New case deals with deliveries that are damaged while being transported in South Africa

 ·24 Feb 2019

The Consumer Goods and Services Ombudsman (CGSO) has released a new guideline following a rise in complaints related to goods being damaged by suppliers.

The CGSO recently dealt with a case where the complainant contacted the supplier to move their household goods from Cape Town to Durban at the end of April 2018.

Upon delivery, the complainant discovered that numerous items were irreparably damaged in the move, including an antique dressing table, five ceramic platters and numerous glasses and vases.

The complainant notified the supplier who refused to offer any compensation for the damage on the basis that the complainant did not take out insurance with the supplier.

The complainant was seeking an amount of R7,000 in respect of the damage caused to her property.

The supplier said that it would not entertain the complainant’s claim because she should have taken in-transit insurance with the supplier or had her own household insurance.

They further disputed the amount claimed for damages, R7,000 – as the complainant only paid R4,000 for their services.

What you need to know 

According to the CGSO, in the majority of these cases, the suppliers argue that they have limited their liability in the terms and conditions of the agreement.

In other cases they argue that they are excluded from liability on the basis that the complainant should have insured the goods, the CGSO said.

However, the CGSO noted that section 51 of the Consumer Protection Act (CPA) limits a supplier from deliberately contracting out of these types of claims.

It added that Section 65 of the CPA specifically sets out the manner in which a supplier should deal with a consumer’s property and the consequences should they fail to do so.

It drew specific attention to Section 65(2) which states that:

Section 65(2): When a supplier has possession of any prepayment, deposit, membership fee, or other money, or any other property belonging to or ordinarily under the control of a consumer, the supplier – …

(b) in the handling, safeguarding and utilisation of that property, must exercise the degree of care, diligence and skill that can reasonably be expected of a person responsible for managing any property belonging to another person; and

(c) is liable to the owner of the property for any loss resulting from a failure to comply with paragraph (a).

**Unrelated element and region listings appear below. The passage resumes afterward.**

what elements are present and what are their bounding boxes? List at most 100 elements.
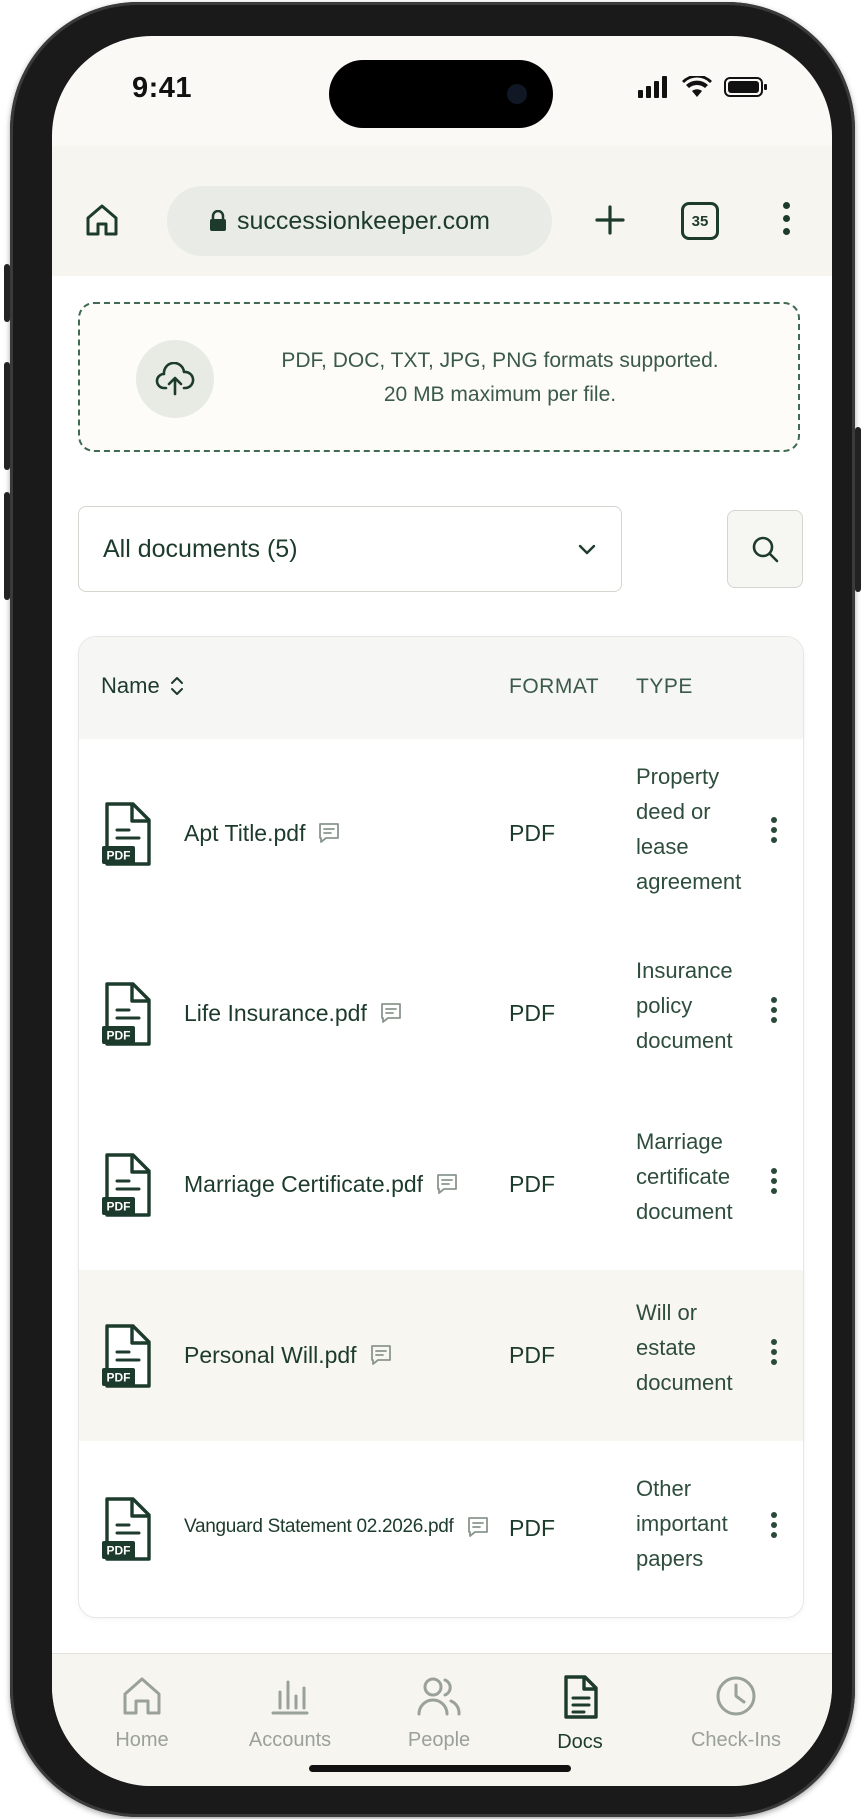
note-icon[interactable] [379, 1001, 403, 1025]
pdf-badge-label: PDF [107, 1544, 131, 1558]
header-name-label: Name [101, 673, 160, 698]
pdf-badge-label: PDF [107, 1199, 131, 1213]
file-name[interactable]: Marriage Certificate.pdf [184, 1171, 459, 1198]
home-indicator [309, 1765, 571, 1772]
row-more-options-icon[interactable] [771, 1335, 779, 1369]
pdf-file-icon: PDF [101, 1322, 153, 1395]
nav-people-label: People [407, 1729, 471, 1751]
file-format: PDF [509, 999, 555, 1026]
power-button [855, 427, 861, 592]
header-format: FORMAT [509, 675, 600, 698]
pdf-file-icon: PDF [101, 1151, 153, 1224]
file-name-text: Vanguard Statement 02.2026.pdf [184, 1516, 454, 1537]
nav-docs-label: Docs [557, 1731, 603, 1753]
action-button [4, 264, 10, 322]
phone-frame: 9:41 successionkeeper.com 35 PDF, DOC, T… [4, 2, 861, 1817]
file-name[interactable]: Vanguard Statement 02.2026.pdf [184, 1515, 490, 1539]
file-name-text: Apt Title.pdf [184, 819, 306, 846]
file-name[interactable]: Apt Title.pdf [184, 820, 341, 847]
file-name-text: Personal Will.pdf [184, 1341, 357, 1368]
nav-accounts[interactable]: Accounts [230, 1674, 350, 1752]
table-row[interactable]: PDF Life Insurance.pdf PDF Insurance pol… [79, 928, 803, 1100]
url-text: successionkeeper.com [237, 206, 490, 235]
volume-up-button [4, 362, 10, 470]
file-type: Marriage certificate document [636, 1129, 733, 1224]
row-more-options-icon[interactable] [771, 1508, 779, 1542]
file-format: PDF [509, 1170, 555, 1197]
nav-check-ins-label: Check-Ins [690, 1729, 782, 1751]
file-name[interactable]: Life Insurance.pdf [184, 1000, 403, 1027]
file-format: PDF [509, 819, 555, 846]
upload-dropzone[interactable]: PDF, DOC, TXT, JPG, PNG formats supporte… [78, 302, 800, 452]
filter-selected-value: All documents (5) [103, 534, 298, 563]
table-row[interactable]: PDF Marriage Certificate.pdf PDF Marriag… [79, 1099, 803, 1271]
note-icon[interactable] [466, 1515, 490, 1539]
upload-hint-size: 20 MB maximum per file. [383, 383, 617, 406]
file-format: PDF [509, 1515, 555, 1541]
upload-hint: PDF, DOC, TXT, JPG, PNG formats supporte… [250, 344, 750, 412]
documents-table: Name FORMAT TYPE PDF Apt Title.pdf PDF P… [78, 636, 804, 1618]
bar-chart-icon [271, 1680, 309, 1715]
nav-check-ins[interactable]: Check-Ins [676, 1674, 796, 1752]
lock-icon [210, 210, 226, 231]
battery-icon [724, 77, 767, 97]
file-name-text: Life Insurance.pdf [184, 999, 367, 1026]
document-icon [564, 1675, 598, 1719]
search-icon [752, 536, 779, 563]
pdf-file-icon: PDF [101, 1495, 153, 1568]
note-icon[interactable] [317, 821, 341, 845]
camera-icon [507, 84, 527, 104]
signal-icon [638, 76, 667, 98]
note-icon[interactable] [369, 1343, 393, 1367]
file-type: Other important papers [636, 1476, 728, 1571]
nav-docs[interactable]: Docs [520, 1674, 640, 1754]
upload-icon-circle [136, 340, 214, 418]
dynamic-island [329, 60, 553, 128]
pdf-badge-label: PDF [107, 848, 131, 862]
upload-hint-formats: PDF, DOC, TXT, JPG, PNG formats supporte… [281, 349, 719, 372]
file-name[interactable]: Personal Will.pdf [184, 1342, 393, 1369]
file-type: Will or estate document [636, 1300, 733, 1395]
status-icons [638, 76, 768, 98]
row-more-options-icon[interactable] [771, 813, 779, 847]
chevron-down-icon [578, 544, 596, 555]
table-header: Name FORMAT TYPE [79, 637, 803, 740]
sort-by-name-header[interactable]: Name [101, 673, 184, 699]
clock-icon [716, 1676, 756, 1716]
nav-accounts-label: Accounts [248, 1729, 332, 1751]
table-row[interactable]: PDF Apt Title.pdf PDF Property deed or l… [79, 739, 803, 929]
file-name-text: Marriage Certificate.pdf [184, 1170, 424, 1197]
browser-home-icon[interactable] [82, 200, 122, 240]
people-icon [417, 1677, 461, 1716]
search-button[interactable] [727, 510, 803, 588]
new-tab-plus-icon[interactable] [590, 200, 630, 240]
file-type: Insurance policy document [636, 958, 733, 1053]
file-format: PDF [509, 1341, 555, 1368]
note-icon[interactable] [435, 1172, 459, 1196]
browser-menu-icon[interactable] [776, 198, 796, 238]
nav-home-label: Home [115, 1729, 169, 1751]
nav-home[interactable]: Home [82, 1674, 202, 1752]
screen: 9:41 successionkeeper.com 35 PDF, DOC, T… [52, 36, 832, 1786]
status-bar: 9:41 [52, 36, 832, 146]
browser-toolbar: successionkeeper.com 35 [52, 146, 832, 277]
header-type: TYPE [636, 675, 693, 698]
wifi-icon [682, 76, 712, 97]
pdf-file-icon: PDF [101, 800, 153, 873]
pdf-file-icon: PDF [101, 980, 153, 1053]
document-filter-select[interactable]: All documents (5) [78, 506, 622, 592]
cloud-upload-icon [155, 362, 195, 396]
table-row[interactable]: PDF Vanguard Statement 02.2026.pdf PDF O… [79, 1441, 803, 1617]
pdf-badge-label: PDF [107, 1370, 131, 1384]
tab-count-button[interactable]: 35 [681, 202, 719, 240]
status-time: 9:41 [132, 72, 193, 104]
url-bar[interactable]: successionkeeper.com [167, 186, 552, 256]
file-type: Property deed or lease agreement [636, 764, 742, 894]
row-more-options-icon[interactable] [771, 1164, 779, 1198]
nav-people[interactable]: People [379, 1674, 499, 1752]
volume-down-button [4, 492, 10, 600]
home-icon [123, 1677, 161, 1715]
row-more-options-icon[interactable] [771, 993, 779, 1027]
table-row[interactable]: PDF Personal Will.pdf PDF Will or estate… [79, 1270, 803, 1442]
page-content: PDF, DOC, TXT, JPG, PNG formats supporte… [52, 276, 832, 1653]
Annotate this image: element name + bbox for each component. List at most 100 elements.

“A supplier can therefore not contract out of the CPA and can therefore not have terms and conditions which restricts a consumer’s right in terms of the CPA,” the CGSO said.

“It is then only a question of whether the supplier exercised the degree of care, diligence and skill that can reasonably be expected of a person in the circumstances.

“Therefore, the supplier is liable for any loss resulting from a failure to take proper care of a consumer’s property while in their possession, regardless of the supplier’s terms and conditions,” it said.